Solche Pensionskassengelder gehen häufig durch einen Arbeitsplatzwechsel von Versicherten vergessen, auch wenn dies eigentlich nicht passieren dürfte. Denn das Bundesgesetz über die berufliche Alters-, Hinterlassenen- und Invalidenvorsorge (BVG) gewährleistet eigentlich jedem Versicherten eine Freizügigkeitsleistung. Das heisst: Die bisherige Pensionskasse überweist das Kapital an das Vorsorge-Institut des neuen Arbeitgebers.

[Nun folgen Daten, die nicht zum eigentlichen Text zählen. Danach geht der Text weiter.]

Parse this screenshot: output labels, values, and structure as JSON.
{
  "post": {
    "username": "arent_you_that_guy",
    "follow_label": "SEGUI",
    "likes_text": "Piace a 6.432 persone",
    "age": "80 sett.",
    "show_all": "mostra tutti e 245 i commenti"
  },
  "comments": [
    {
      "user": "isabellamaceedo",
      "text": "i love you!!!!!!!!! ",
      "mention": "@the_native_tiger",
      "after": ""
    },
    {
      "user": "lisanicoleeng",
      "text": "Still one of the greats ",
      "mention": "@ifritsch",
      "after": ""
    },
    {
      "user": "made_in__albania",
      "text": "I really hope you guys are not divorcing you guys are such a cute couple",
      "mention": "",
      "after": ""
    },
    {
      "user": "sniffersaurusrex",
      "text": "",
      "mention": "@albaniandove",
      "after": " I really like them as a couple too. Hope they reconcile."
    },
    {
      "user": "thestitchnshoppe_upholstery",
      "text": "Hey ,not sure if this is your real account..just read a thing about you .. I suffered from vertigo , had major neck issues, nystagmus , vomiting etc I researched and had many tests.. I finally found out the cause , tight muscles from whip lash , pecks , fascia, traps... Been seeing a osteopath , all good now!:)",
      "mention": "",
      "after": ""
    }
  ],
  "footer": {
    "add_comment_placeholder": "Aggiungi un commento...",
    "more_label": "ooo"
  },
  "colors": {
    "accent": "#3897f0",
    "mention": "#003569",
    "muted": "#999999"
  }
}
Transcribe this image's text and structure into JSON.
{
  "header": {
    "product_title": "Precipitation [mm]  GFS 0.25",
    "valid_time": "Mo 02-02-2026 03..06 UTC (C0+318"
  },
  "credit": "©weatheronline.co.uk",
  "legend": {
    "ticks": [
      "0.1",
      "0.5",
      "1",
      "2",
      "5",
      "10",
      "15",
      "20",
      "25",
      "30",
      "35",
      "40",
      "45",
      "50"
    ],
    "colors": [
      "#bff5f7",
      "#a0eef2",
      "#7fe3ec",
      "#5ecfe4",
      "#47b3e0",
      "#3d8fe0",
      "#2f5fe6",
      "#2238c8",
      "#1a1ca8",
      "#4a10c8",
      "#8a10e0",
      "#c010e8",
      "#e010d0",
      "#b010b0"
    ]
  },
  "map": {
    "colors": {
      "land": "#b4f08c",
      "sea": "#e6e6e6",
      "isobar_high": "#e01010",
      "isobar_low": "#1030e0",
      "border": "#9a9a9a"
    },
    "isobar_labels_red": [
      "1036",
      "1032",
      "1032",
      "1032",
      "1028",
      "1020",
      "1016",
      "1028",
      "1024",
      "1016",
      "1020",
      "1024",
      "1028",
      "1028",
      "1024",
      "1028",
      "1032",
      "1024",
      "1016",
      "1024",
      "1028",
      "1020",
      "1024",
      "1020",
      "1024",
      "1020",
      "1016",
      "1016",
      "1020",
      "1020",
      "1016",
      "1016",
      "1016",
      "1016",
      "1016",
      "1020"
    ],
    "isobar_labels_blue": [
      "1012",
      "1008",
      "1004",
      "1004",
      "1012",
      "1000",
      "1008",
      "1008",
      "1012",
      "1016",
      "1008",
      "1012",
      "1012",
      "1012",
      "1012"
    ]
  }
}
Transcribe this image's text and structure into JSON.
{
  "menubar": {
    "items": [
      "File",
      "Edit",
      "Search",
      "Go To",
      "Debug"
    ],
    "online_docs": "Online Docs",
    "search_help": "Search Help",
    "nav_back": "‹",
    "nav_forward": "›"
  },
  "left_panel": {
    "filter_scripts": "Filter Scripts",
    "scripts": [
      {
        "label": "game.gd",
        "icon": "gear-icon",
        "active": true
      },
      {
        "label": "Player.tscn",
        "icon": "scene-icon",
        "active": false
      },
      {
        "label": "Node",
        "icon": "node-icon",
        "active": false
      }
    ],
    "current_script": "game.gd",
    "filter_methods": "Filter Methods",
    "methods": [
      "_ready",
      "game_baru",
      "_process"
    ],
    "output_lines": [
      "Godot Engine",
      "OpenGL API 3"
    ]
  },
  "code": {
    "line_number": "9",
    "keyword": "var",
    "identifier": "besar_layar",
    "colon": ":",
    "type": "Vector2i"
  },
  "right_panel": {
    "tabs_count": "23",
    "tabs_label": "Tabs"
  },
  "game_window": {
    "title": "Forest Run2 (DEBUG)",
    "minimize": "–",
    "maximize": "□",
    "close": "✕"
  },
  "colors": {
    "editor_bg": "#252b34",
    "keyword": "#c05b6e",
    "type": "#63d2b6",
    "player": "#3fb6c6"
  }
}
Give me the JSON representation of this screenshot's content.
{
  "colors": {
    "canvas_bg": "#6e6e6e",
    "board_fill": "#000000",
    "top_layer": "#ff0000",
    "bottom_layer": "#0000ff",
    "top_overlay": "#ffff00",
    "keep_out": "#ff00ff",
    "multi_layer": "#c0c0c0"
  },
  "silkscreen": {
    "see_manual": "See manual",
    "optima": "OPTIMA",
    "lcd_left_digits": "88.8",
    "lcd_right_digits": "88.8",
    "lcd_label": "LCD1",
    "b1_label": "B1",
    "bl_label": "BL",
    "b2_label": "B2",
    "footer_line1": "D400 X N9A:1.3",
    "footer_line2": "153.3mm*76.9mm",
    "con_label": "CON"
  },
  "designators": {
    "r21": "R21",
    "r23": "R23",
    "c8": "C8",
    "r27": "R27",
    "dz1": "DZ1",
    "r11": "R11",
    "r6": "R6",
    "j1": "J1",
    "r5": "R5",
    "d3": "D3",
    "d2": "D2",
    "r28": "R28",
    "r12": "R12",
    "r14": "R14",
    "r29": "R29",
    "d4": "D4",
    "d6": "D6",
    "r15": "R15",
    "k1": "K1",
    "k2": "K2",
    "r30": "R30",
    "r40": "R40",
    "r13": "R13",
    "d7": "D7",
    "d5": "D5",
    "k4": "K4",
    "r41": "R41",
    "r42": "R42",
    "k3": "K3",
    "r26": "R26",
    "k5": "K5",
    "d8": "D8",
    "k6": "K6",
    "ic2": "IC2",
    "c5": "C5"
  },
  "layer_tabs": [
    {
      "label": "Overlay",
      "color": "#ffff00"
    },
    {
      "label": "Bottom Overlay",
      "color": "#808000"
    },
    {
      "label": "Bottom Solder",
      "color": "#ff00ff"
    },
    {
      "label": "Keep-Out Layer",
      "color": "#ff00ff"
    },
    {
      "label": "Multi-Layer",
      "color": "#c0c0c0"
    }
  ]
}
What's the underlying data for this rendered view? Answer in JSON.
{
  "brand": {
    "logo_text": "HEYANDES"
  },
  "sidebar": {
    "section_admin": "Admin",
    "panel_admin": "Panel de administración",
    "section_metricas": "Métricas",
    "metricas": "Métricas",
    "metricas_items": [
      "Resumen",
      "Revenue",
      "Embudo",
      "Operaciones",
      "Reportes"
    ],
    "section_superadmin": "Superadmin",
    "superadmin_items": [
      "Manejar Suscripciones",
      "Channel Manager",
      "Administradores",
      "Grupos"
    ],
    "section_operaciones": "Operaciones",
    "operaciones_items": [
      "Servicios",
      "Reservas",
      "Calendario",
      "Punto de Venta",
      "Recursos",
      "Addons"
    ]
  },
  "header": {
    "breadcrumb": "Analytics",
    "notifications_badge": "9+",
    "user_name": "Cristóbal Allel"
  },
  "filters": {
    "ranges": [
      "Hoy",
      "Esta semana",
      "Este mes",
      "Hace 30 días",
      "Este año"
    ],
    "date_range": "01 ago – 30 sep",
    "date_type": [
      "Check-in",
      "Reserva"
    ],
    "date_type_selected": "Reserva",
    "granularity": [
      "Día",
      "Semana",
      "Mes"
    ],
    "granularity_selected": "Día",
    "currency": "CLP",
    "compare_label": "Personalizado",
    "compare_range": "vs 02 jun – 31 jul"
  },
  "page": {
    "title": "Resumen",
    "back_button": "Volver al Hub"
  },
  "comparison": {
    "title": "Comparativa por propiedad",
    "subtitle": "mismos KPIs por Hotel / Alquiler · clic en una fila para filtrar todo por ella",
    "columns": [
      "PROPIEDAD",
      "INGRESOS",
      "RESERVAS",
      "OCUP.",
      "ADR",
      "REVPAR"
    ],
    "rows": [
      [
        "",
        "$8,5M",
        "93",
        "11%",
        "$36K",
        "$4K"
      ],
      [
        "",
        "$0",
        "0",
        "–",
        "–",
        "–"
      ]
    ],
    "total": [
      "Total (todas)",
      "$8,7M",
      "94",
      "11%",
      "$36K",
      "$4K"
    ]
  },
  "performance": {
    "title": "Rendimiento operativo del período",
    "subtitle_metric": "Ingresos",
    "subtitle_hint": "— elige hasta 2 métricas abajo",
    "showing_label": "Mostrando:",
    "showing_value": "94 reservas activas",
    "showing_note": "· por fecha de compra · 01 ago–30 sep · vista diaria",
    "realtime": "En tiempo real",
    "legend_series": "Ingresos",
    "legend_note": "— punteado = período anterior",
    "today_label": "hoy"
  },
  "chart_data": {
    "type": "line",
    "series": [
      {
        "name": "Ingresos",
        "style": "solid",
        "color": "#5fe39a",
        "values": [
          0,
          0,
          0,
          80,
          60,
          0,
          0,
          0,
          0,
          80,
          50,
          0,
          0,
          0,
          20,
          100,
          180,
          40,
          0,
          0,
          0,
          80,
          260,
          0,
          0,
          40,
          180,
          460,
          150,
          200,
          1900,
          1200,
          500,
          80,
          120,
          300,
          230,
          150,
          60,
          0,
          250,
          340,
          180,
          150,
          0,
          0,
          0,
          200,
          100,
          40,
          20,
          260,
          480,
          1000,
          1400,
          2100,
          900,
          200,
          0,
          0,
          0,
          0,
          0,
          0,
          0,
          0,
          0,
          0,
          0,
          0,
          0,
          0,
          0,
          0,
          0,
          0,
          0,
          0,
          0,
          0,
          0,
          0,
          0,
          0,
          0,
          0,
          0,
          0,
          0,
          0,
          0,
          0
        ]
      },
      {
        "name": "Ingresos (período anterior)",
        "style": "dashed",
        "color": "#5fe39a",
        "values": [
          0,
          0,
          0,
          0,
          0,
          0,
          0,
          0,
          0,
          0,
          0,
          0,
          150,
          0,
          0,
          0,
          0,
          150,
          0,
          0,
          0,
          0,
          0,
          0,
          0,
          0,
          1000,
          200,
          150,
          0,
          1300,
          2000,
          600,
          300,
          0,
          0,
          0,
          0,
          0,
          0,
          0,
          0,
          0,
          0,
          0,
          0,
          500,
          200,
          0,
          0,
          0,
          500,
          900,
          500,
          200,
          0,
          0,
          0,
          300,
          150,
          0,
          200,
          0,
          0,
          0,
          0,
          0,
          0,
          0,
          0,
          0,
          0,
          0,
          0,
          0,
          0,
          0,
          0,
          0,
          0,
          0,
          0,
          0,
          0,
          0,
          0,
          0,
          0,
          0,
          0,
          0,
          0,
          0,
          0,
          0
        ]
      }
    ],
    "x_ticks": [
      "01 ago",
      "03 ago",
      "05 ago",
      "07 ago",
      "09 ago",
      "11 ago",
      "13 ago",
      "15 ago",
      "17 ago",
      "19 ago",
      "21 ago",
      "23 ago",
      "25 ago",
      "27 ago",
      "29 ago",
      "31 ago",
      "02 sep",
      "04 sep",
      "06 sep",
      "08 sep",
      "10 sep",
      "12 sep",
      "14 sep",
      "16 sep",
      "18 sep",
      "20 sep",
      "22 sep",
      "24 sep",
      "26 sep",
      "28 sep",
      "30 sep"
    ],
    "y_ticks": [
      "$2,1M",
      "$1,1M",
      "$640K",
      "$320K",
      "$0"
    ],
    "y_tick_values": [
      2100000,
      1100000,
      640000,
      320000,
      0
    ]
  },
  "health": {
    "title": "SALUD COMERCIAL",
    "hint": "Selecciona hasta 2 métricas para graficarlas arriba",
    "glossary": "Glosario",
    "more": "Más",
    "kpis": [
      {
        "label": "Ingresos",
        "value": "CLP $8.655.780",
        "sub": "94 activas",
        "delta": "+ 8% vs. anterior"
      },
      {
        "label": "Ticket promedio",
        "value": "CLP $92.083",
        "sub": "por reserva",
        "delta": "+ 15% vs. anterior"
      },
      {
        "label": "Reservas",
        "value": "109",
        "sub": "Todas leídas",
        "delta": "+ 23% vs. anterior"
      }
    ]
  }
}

Wenn ein Versicherter keine neue Anstellung findet, muss das Vermögen auf ein Sperrkonto bei einer von den Sozialpartnern eingerichteten Stiftung «Auffangeinrichtung BVG», bei einer Bank oder einer Versicherung überwiesen werden. Dort bleibt es liegen, bis der Versicherte eine Überweisung an eine neue Pensionskasse verlangt oder das Pensionsalter erreicht hat.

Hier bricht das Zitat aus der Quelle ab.